U.S. crude oil inventories rose unexpectedly last week as exports fell, while gasoline stocks decreased and distillate inventories rose, the Energy Information Administration (EIA) said Aug. 1.

Crude inventories rose 3.8 million barrels in the week to July 27, compared with analysts' expectations for a decrease of 2.8 million barrels.

Crude stocks at the Cushing, Okla., delivery hub fell by 1.3 million barrels, the EIA said, the lowest level since October 2014. Inventories at the delivery point for U.S. crude futures have plunged after an outage at Syncrude's oil sands facility in northern Alberta, Canada, in June dented flows to the hub.

Refinery crude runs rose by 195,000 barrels per day, EIA data showed, while refinery utilization rates rose by 2.3 percentage points to 96.1% of total capacity.

However, weekly crude exports dropped by about 1.4 million barrels per day (bbl/d), sending stockpiles in the Gulf Coast surging and pushing net U.S. crude imports up last week by 1.4 million bbl/d.

"Despite a rise in refinery runs, a cratering in crude exports last week yielded a whopping crude build of 5.6 million barrels on the Gulf Coast—leading to a solid build of 3.8 million barrels for total U.S. stocks," said Matt Smith, director of commodities research at ClipperData.

"The narrowing of the Brent-WTI spread typically impacts exports on a lagged basis [and] we're starting to see the effect of that."

U.S. crude's discount to Brent narrowed rapidly through June after sinking to the widest in more than three years in early June.

Gasoline stocks fell 2.5 million barrels, compared with analysts' expectations in a Reuters poll for a 1.3 million-barrel drop.

Distillate stockpiles, which include diesel and heating oil, rose 3 million barrels, vs. expectations for a 264,000-barrel increase, the data showed.

Oil prices pared losses briefly after the data, but were still trading about 1% lower on the day.

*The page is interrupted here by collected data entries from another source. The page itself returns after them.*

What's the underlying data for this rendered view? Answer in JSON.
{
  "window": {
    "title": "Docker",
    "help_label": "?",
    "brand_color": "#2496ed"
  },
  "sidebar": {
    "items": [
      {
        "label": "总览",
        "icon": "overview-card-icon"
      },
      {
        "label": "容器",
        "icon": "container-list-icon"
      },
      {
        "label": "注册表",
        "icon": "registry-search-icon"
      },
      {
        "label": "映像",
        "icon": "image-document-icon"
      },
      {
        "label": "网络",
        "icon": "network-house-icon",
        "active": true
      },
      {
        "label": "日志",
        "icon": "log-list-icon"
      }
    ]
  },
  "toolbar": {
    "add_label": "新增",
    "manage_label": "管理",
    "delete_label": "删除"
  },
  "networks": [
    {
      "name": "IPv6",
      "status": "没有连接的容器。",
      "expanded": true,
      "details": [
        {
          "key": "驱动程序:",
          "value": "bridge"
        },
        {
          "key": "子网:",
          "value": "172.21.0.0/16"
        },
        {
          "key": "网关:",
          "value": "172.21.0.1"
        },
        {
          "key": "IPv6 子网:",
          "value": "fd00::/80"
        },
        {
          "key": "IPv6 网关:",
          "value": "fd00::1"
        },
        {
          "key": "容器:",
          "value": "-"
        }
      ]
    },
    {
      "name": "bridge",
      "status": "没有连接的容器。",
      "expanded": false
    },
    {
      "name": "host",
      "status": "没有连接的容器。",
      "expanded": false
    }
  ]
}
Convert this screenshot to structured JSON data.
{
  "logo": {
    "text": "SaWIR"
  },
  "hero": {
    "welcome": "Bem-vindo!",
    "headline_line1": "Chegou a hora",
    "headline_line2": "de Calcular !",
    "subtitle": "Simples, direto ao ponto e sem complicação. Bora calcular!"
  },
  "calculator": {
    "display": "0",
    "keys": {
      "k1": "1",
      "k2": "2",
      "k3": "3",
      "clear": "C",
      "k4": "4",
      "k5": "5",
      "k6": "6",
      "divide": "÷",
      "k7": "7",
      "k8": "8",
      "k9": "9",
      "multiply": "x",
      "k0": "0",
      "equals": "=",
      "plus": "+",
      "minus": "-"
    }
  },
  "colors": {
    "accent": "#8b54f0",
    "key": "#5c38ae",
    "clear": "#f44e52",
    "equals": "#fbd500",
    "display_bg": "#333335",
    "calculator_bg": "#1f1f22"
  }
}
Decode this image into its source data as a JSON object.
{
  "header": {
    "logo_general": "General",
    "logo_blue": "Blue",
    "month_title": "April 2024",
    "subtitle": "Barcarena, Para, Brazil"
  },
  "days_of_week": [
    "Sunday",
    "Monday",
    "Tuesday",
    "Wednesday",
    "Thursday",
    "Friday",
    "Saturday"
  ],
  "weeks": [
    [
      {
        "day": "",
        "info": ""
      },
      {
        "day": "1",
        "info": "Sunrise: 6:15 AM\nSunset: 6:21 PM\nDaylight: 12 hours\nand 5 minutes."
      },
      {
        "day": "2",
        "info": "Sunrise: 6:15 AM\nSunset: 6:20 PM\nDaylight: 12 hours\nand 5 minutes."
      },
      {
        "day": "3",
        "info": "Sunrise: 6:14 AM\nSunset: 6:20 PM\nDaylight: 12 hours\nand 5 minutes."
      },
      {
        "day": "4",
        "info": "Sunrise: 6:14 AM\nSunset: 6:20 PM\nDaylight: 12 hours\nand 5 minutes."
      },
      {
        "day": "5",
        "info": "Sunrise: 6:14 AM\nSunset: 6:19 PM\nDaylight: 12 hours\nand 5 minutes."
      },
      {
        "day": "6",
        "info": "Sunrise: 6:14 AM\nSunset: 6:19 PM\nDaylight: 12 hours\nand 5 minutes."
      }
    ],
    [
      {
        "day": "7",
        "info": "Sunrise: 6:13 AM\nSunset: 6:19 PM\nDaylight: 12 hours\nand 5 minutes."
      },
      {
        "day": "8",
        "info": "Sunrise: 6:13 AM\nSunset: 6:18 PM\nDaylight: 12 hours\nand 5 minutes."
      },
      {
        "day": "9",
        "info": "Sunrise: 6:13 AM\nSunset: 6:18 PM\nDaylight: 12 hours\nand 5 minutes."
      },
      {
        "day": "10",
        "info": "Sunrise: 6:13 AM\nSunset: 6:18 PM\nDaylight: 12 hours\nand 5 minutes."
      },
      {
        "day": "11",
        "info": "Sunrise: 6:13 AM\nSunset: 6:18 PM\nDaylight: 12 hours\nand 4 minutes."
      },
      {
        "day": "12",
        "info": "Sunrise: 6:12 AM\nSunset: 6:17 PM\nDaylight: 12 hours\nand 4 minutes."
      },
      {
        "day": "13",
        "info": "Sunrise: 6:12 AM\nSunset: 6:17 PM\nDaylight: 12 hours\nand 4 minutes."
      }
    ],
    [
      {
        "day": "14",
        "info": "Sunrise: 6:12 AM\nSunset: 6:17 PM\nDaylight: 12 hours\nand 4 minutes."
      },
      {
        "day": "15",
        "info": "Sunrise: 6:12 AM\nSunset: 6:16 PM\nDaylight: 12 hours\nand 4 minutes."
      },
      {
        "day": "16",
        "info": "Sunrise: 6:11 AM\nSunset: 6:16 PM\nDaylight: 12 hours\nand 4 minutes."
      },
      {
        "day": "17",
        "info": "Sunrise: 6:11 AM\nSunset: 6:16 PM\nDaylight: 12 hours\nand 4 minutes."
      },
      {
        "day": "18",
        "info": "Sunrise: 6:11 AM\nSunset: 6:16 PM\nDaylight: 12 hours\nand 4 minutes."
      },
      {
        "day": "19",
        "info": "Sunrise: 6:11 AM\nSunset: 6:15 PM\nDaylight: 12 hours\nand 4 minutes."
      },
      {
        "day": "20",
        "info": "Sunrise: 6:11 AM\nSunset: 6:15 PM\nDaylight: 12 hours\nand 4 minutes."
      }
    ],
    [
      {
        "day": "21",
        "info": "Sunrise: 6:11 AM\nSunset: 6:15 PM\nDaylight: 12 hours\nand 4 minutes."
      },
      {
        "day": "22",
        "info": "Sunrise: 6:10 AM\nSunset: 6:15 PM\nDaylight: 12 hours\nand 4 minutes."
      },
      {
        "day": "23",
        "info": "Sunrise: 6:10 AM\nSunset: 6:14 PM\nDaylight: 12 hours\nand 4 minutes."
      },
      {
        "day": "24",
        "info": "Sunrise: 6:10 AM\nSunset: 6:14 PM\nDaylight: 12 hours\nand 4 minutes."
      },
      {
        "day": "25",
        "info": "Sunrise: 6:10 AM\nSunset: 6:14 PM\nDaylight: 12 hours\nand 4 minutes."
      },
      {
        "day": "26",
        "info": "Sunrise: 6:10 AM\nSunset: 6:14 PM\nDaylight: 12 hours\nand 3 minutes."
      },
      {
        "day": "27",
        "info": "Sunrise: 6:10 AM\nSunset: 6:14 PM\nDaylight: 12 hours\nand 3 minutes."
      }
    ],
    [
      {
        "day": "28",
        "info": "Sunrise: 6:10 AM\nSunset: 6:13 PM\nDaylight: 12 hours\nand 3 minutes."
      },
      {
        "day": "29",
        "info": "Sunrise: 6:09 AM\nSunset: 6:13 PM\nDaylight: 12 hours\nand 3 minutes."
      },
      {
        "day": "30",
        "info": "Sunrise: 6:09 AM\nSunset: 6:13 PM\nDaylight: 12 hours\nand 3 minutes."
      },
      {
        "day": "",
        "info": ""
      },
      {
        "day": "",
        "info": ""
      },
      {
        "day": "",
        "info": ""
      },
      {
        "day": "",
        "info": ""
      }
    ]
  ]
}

"Despite the crude oil inventory rise, the report is supportive of prices. Demand for crude oil from refiners is very high, and gasoline demand remains sky-high, as well," said John Kilduff, partner at Again Capital Management in New York.

"U.S. oil production growth appears to have stalled out and actually declined a fair amount on the week."

Weekly U.S. oil production dropped by about 100,000 bbl/d to 10.9 million bbl/d last week, EIA data showed.